Wer am Wahltag gar nicht da ist, kann per Brief wählen. Das macht immerhin jeder fünfte Wähler. Das muss er aber beantragen - und zwar am besten so früh wie möglich, spätestens aber am Freitag vor der Wahl. Wichtig: Die Briefwahlunterlagen *müssen* bis zum Wahlsonntag um 18 Uhr vorliegen, sonst werden sie nicht berücksichtigt.
Wer nicht weg ist, findet sich irgendwann in der Wahlkabine wieder. Vor Ihnen sollte ein Stift liegen. Nach Auskunft des Bundeswahlleiters kann das: Ein Bleistift, Farbstift, Kopierstift, Tintenstift, Kugelschreiber, Faserstift, Filzstift oder ähnlicher Stift sein.
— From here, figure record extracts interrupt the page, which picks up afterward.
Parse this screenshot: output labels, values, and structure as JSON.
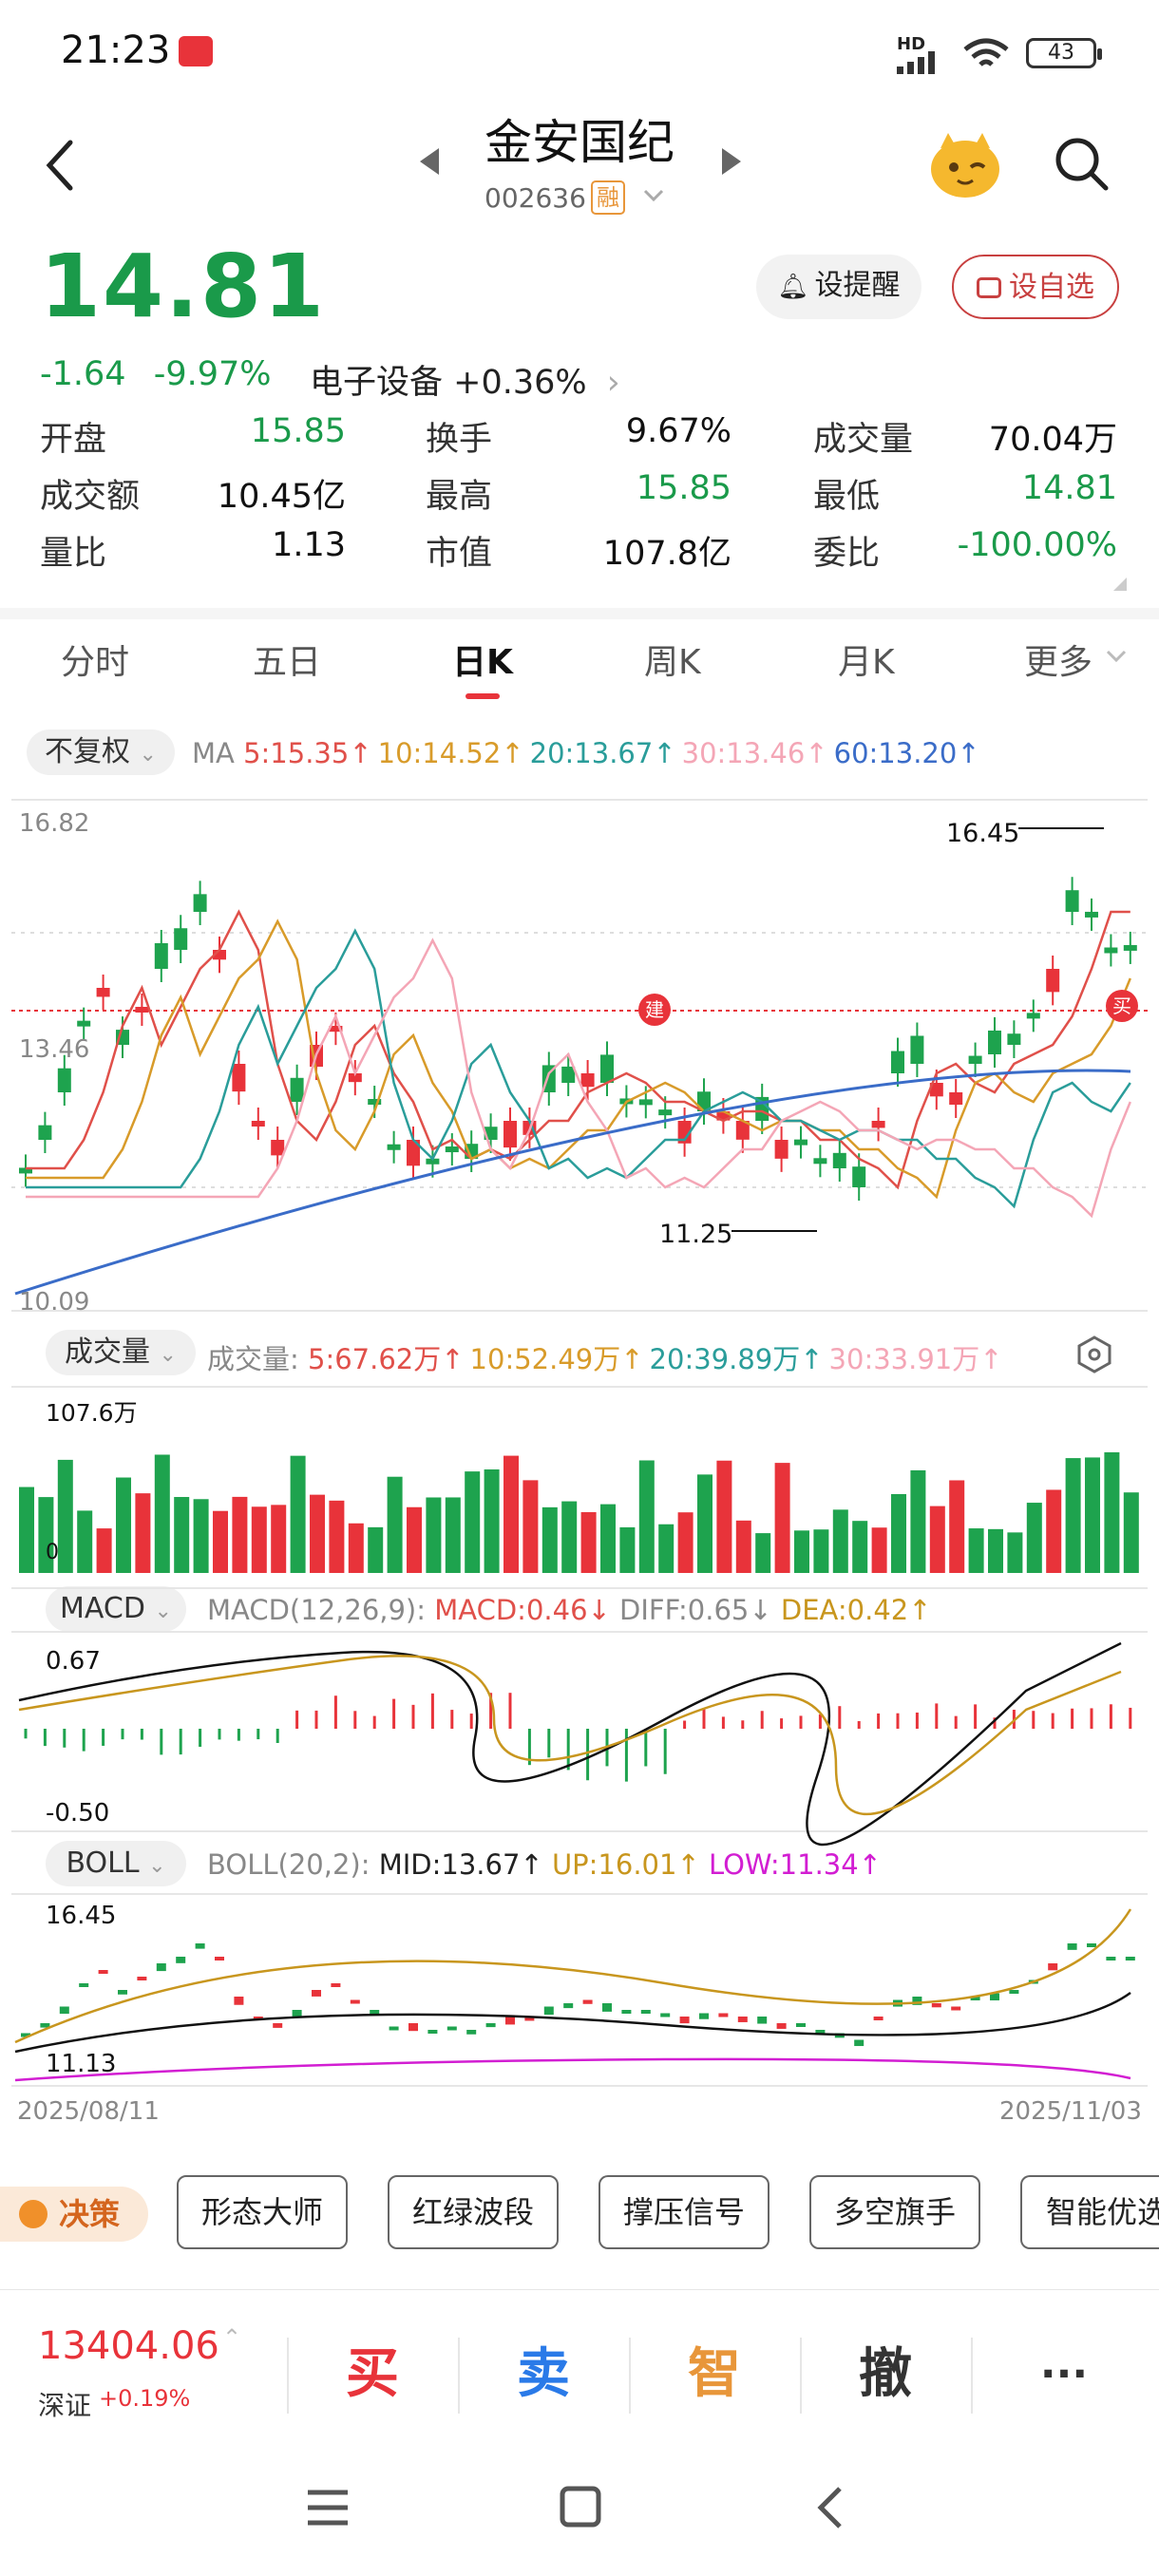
{
  "status": {
    "time": "21:23",
    "network": "HD",
    "battery": "43"
  },
  "header": {
    "name": "金安国纪",
    "code": "002636",
    "margin_tag": "融"
  },
  "quote": {
    "price": "14.81",
    "change": "-1.64",
    "change_pct": "-9.97%",
    "sector": "电子设备 +0.36%",
    "remind_label": "设提醒",
    "watchlist_label": "设自选",
    "stats": [
      {
        "label": "开盘",
        "value": "15.85",
        "color": "green"
      },
      {
        "label": "换手",
        "value": "9.67%",
        "color": "black"
      },
      {
        "label": "成交量",
        "value": "70.04万",
        "color": "black"
      },
      {
        "label": "成交额",
        "value": "10.45亿",
        "color": "black"
      },
      {
        "label": "最高",
        "value": "15.85",
        "color": "green"
      },
      {
        "label": "最低",
        "value": "14.81",
        "color": "green"
      },
      {
        "label": "量比",
        "value": "1.13",
        "color": "black"
      },
      {
        "label": "市值",
        "value": "107.8亿",
        "color": "black"
      },
      {
        "label": "委比",
        "value": "-100.00%",
        "color": "green"
      }
    ]
  },
  "tabs": [
    {
      "label": "分时"
    },
    {
      "label": "五日"
    },
    {
      "label": "日K"
    },
    {
      "label": "周K"
    },
    {
      "label": "月K"
    },
    {
      "label": "更多"
    }
  ],
  "kline": {
    "adjust_label": "不复权",
    "ma_label": "MA",
    "ma": [
      {
        "text": "5:15.35↑",
        "color": "#e0504a"
      },
      {
        "text": "10:14.52↑",
        "color": "#d89b2a"
      },
      {
        "text": "20:13.67↑",
        "color": "#2a9d9a"
      },
      {
        "text": "30:13.46↑",
        "color": "#f4a6b6"
      },
      {
        "text": "60:13.20↑",
        "color": "#3a6cc8"
      }
    ],
    "price_top": "16.82",
    "price_mid": "13.46",
    "price_bottom": "10.09",
    "high_marker": "16.45",
    "low_marker": "11.25",
    "build_tag": "建",
    "buy_tag": "买"
  },
  "volume": {
    "pill": "成交量",
    "label": "成交量:",
    "items": [
      {
        "text": "5:67.62万↑",
        "color": "#e0504a"
      },
      {
        "text": "10:52.49万↑",
        "color": "#d89b2a"
      },
      {
        "text": "20:39.89万↑",
        "color": "#2a9d9a"
      },
      {
        "text": "30:33.91万↑",
        "color": "#f4a6b6"
      }
    ],
    "top": "107.6万",
    "bottom": "0"
  },
  "macd": {
    "pill": "MACD",
    "params": "MACD(12,26,9):",
    "macd": "MACD:0.46↓",
    "diff": "DIFF:0.65↓",
    "dea": "DEA:0.42↑",
    "top": "0.67",
    "bottom": "-0.50"
  },
  "boll": {
    "pill": "BOLL",
    "params": "BOLL(20,2):",
    "mid": "MID:13.67↑",
    "up": "UP:16.01↑",
    "low": "LOW:11.34↑",
    "top": "16.45",
    "bottom": "11.13"
  },
  "dates": {
    "start": "2025/08/11",
    "end": "2025/11/03"
  },
  "strategy": {
    "decision": "决策",
    "buttons": [
      "形态大师",
      "红绿波段",
      "撑压信号",
      "多空旗手",
      "智能优选"
    ]
  },
  "trade": {
    "index_value": "13404.06",
    "index_name": "深证",
    "index_change": "+0.19%",
    "buy": "买",
    "sell": "卖",
    "smart": "智",
    "cancel": "撤",
    "more": "···"
  }
}
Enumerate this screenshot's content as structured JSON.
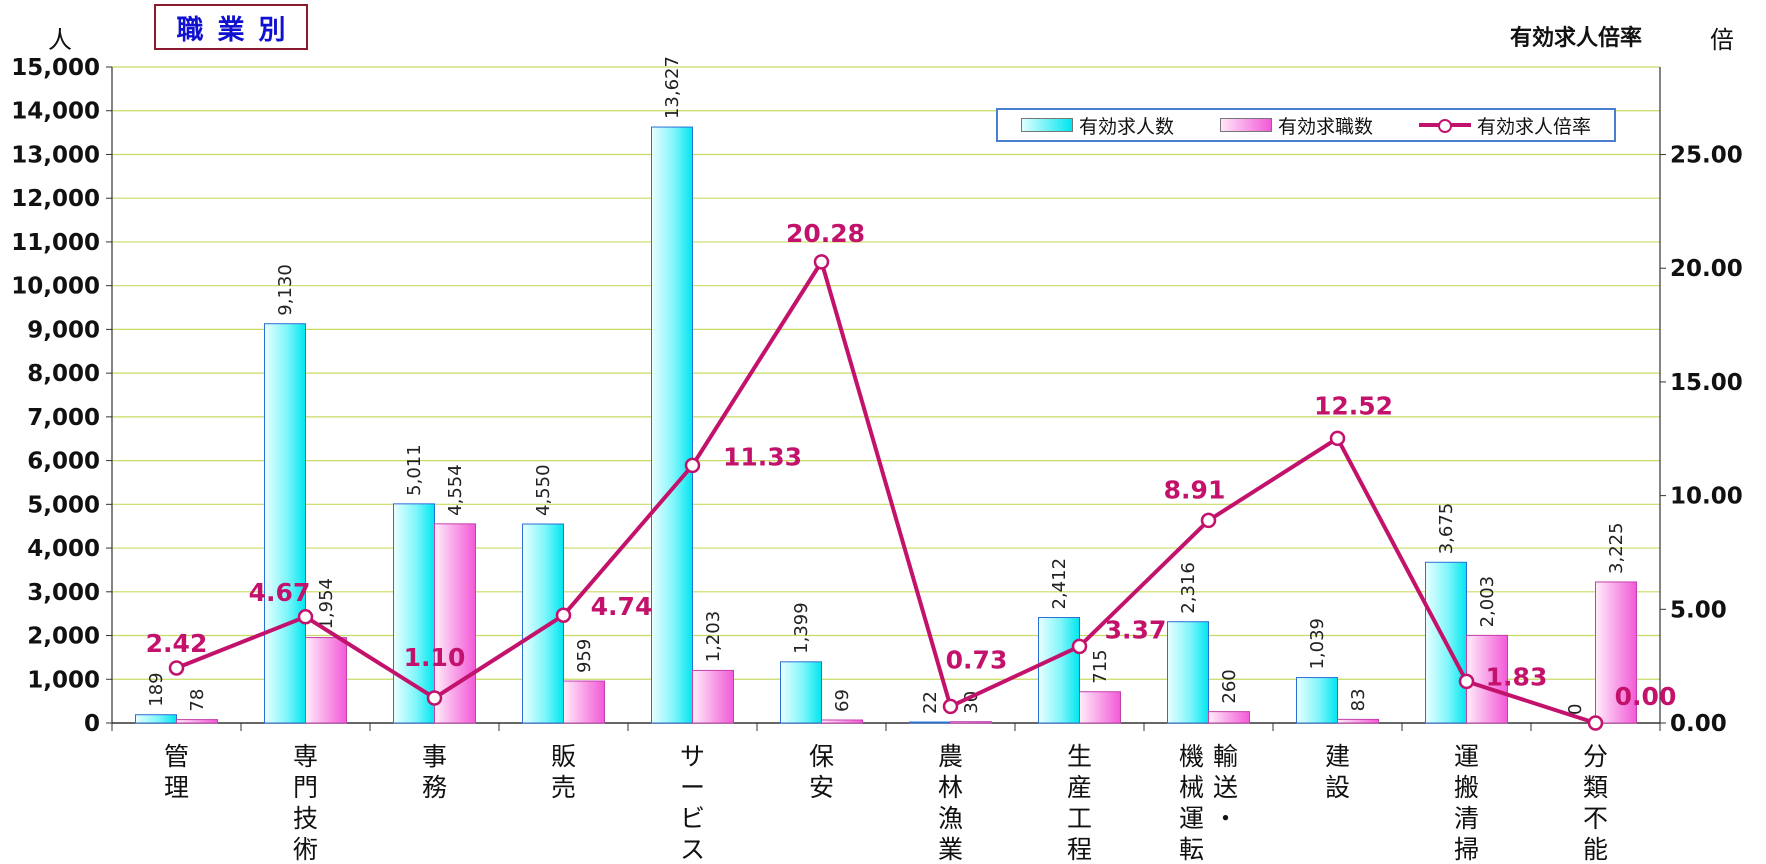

Der Bundeswahlleiter hat aber nichts dagegen, wenn Sie ihren eigenen Stift mitbringen.

Auf dem Wahlzettel finden Sie zwei Spalten - links die Erststimme - das ist der Kandidat, den Sie wählen möchten. Rechts ist die Zweitstimme - die geben Sie Ihrer Lieblingspartei. Oder der, die Sie eben wählen wollen. Siehe auch: Erststimme und Zweitstimme. Sie machen klar erkennbare Kreuze - und zwar nur eins pro Spalte. Danach stecken Sie ihre Wahlzettel in die Wahlurne. Damit haben Sie es schon - Fertig!

... und wenn Sie es richtig gut machen wollen, dann bedanken Sie sich auf dem Weg nach draußen bei den Wahlhelfern, die machen das nämlich ehrenamtlich und bekommen nur ein sogenanntes Erfrischungsgeld von 21 Euro.